Here, more than in any other dance of the evening, the ensemble bought into the “Unfiltered” theme of CharBallet’s 2024-25 season with their spirited, lyrical work. My only worry was off the dance floor and in the program booklet, where Archibald’s useful explanatory remarks where no longer in print. There in 2023, she was concerned with environmental psychology and posed a pointed question: “Is there a social responsibility to humanize architecture?”

Just asking that question helps us to connect with Archibald’s struggling language of movement. It also hints at the likelihood that Kerri Martinsen’s drab costumes are intended as institutional, such as clothing worn in hospitals, prisons, or mental wards. Aside from the contrast between lithe and mechanical movement, HdrM holds our gaze with a nice balance of ensemble, individual, and pair segments that flow naturally into one another.

Like many finales we’ve seen before from CharBallet, November’s Vibes and Variations is the most celebratory and carefree piece of the night. After last year’s From Africa With Love, it’s also the second consecutive November premiere to kick off a season at the McBride-Bonnefoux Center. Where Africa was surprisingly serene and monochromatic, preoccupied with mauve-colored ostriches from his South African homeland and their exquisite fragility, Vibes seems to wander westward to South America, to samba, tango, and carnivale.

Ivanova’s costumes burst with pastel cotton-candy colors and outré pleating, what my late mom in her saltiest Yiddish would call ongepochket, crassly over-decorated. The bulges on the men’s costumes give them seahorse legs and the frilly women look like spinning tops in a color scheme that matches the men’s harlequin-like rigs. The music starts off rather quietly with Gaby Moreno singing the first vocal on the program, her cover of “Cucurrucucu Paloma” over a simple acoustic guitar accompaniment, smoldering with bossa nova intimacy and sadness.

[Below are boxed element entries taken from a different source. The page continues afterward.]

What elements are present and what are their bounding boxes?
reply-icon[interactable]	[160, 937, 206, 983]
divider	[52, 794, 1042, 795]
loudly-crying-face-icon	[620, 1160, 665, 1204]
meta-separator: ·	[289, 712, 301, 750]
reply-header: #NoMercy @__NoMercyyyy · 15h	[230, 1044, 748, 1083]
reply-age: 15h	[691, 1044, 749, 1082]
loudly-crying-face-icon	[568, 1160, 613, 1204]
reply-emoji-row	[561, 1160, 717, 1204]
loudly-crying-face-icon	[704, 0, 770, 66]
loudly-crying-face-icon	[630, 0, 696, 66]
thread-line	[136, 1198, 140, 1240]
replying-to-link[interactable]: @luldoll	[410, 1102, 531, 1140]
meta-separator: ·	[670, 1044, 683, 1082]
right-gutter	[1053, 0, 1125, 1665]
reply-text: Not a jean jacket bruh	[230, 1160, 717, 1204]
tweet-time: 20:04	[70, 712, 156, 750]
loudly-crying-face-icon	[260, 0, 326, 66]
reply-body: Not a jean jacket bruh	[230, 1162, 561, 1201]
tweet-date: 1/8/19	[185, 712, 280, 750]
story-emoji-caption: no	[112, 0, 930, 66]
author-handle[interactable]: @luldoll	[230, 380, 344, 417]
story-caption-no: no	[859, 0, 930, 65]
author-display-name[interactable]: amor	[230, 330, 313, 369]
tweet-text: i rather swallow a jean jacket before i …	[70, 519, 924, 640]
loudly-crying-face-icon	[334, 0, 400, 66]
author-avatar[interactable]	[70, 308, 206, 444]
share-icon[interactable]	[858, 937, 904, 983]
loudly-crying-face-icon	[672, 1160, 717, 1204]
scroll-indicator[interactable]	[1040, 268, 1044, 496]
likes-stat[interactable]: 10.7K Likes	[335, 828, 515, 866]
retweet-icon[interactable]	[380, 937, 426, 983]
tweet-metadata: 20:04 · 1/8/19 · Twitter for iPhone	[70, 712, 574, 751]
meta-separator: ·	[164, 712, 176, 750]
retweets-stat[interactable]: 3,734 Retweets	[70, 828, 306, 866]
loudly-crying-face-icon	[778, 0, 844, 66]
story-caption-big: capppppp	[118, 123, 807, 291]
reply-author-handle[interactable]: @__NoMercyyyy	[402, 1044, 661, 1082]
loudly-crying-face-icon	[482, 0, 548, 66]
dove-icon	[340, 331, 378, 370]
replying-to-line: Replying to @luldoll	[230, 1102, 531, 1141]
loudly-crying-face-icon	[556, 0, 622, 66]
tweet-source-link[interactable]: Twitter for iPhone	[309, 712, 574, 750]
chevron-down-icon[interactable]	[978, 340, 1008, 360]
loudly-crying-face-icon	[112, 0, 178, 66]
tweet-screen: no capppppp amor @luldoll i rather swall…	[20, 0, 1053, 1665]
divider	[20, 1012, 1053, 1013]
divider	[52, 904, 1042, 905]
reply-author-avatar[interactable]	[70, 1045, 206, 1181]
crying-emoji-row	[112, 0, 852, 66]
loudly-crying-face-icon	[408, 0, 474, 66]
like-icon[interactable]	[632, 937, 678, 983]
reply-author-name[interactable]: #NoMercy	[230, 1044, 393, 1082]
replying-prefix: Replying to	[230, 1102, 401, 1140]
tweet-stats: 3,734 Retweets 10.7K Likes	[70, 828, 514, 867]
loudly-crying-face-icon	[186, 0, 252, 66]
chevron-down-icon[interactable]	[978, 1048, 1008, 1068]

Things intensify as the 15-person ensemble digs into the Bang on a Can All-Stars’ version of David Lang’s strangely percussive – and minimalist – “cheating, lying, stealing.” But the most intense partying launches when we arrive at beatmaker Jamie xx and MC Moose performing the brash, irresistibly mindless “Gosh.” Catching my eye most compellingly were Csordas and Fuki Takahashi, each of whom will be in two of the three rotating ensembles performing November’s piece throughout its current run.

If I have to predict who will land the title role in Carmen next spring when artistic director Alejandro Cerrudo and CharBallet unveil their Vegas-showgirl update, my guesses would be Takahashi or Barkley. Since that Charlotte premiere will be running for two weekends, both temptresses could take turns at it.